Gunfreak Supporting Member of TMP15 May 2018 10:38 a.m. PST

How long did it take for say a sloop or frigate to cross from Britain to North America during early/mid 19th century.

attilathepun47 Inactive Member15 May 2018 10:51 a.m. PST

There is no cut-and-dried answer to this, as it mostly depended on wind and weather, as well as somewhat on the ship's sailing ability. With exceptionally favorable wind direction and weather, it might be done in as little as three or four weeks, but with bad luck it could be three or four months instead. Also remember that due to the strength of the Gulf Stream you could not sail anything like a direct course. It was necessary to first head well south before turning westward.

rmaker15 May 2018 11:13 a.m. PST

with bad luck it could be three or four months

or even six. If you made it at all.

79thPA Supporting Member of TMP15 May 2018 11:39 a.m. PST

As long as the ship didn't run into trouble, 3 to 4 weeks was the norm.
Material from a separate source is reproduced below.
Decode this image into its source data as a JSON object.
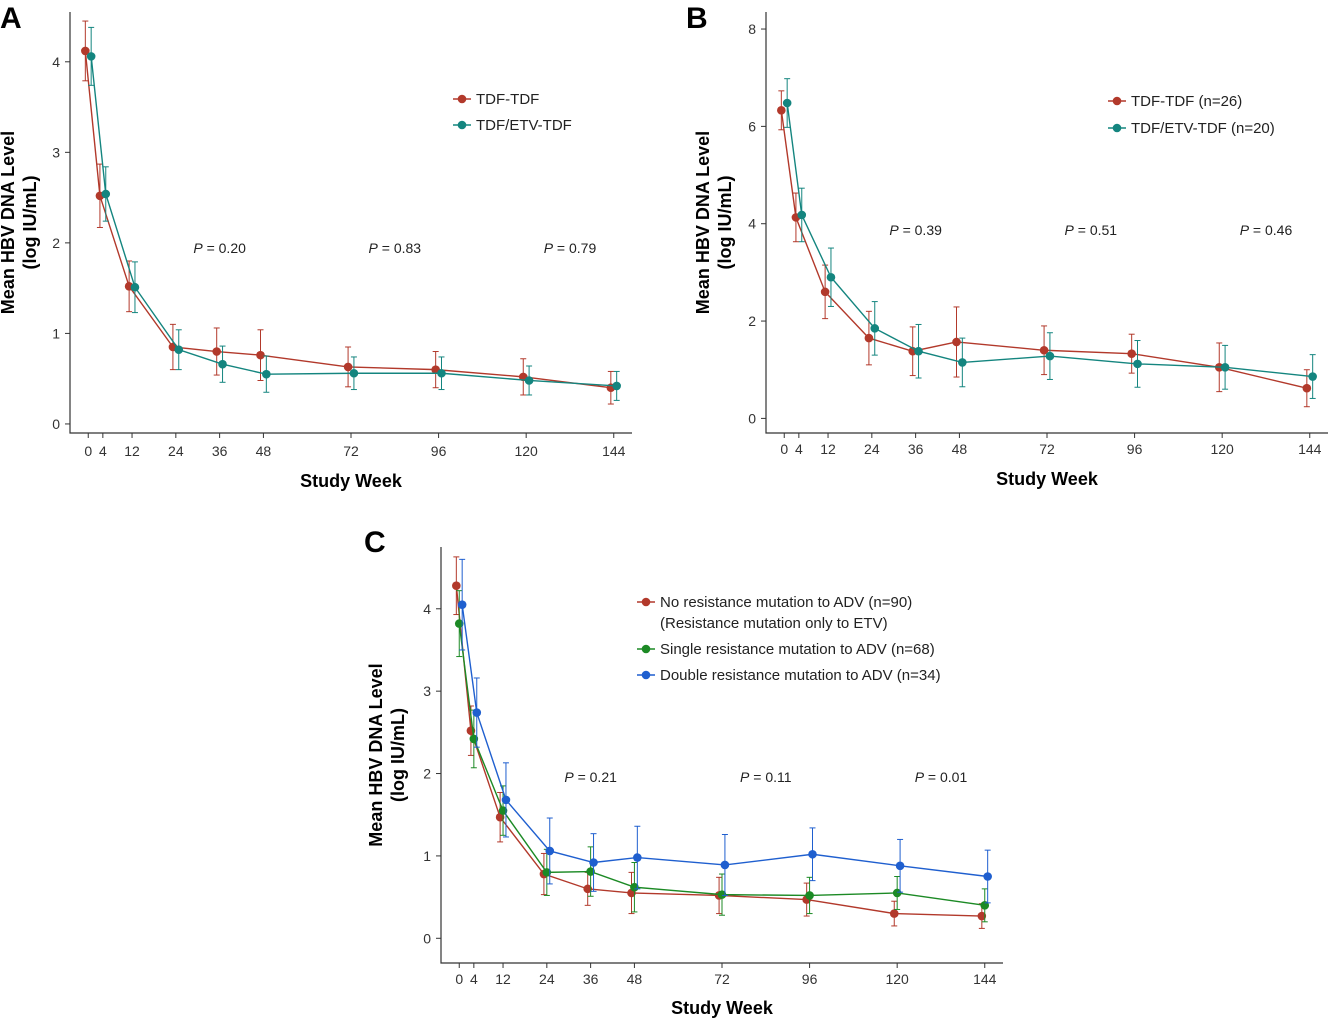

raylev315 May 2018 12:11 p.m. PST

generally speaking it took months for sailing ships to go from the UK to North America. The prevailing winds going west forced sailing ships to the south, and then north. The prevailing winds from NA to the UK was much shorter.

79thPA Supporting Member of TMP15 May 2018 12:45 p.m. PST
Gunfreak Supporting Member of TMP15 May 2018 3:05 p.m. PST

Thanks for the info.

Blutarski15 May 2018 3:14 p.m. PST

On average approximately thirty days west-bound to cross the ocean to the W&L islands, with average rate of progress about 100 miles per 24 hour day. Keep in mind that the route taken from England would have been south across the Bay of Biscay and down to the vicinity of the Canary Islands, the latitude of steady trade winds that would carry a ship westward. Landfall would typically be among the L&W Islands (there is a reason why Barbados was such an important British naval bastion). Reaching the Colonial New England ports would require a ship to pick up the Gulf Stream off the coast of Florida and follow it northward up the east coast of America – adding perhaps an additional month.

This did not operate on a "bus line schedule". Weather and season could vary passage time significantly, most often extending passage time

B

Blutarski15 May 2018 3:24 p.m. PST

Re-reading the OP, I failed to distinguish by ship type. , A frigate sailing independently would be likely (but not necessarily certain) to make a slightly faster passage with the difference being (SWAG here) 1 to 3 days or so. A sloop would be pretty close to the originally cited average; English ship-rigged sloops were not known for speed.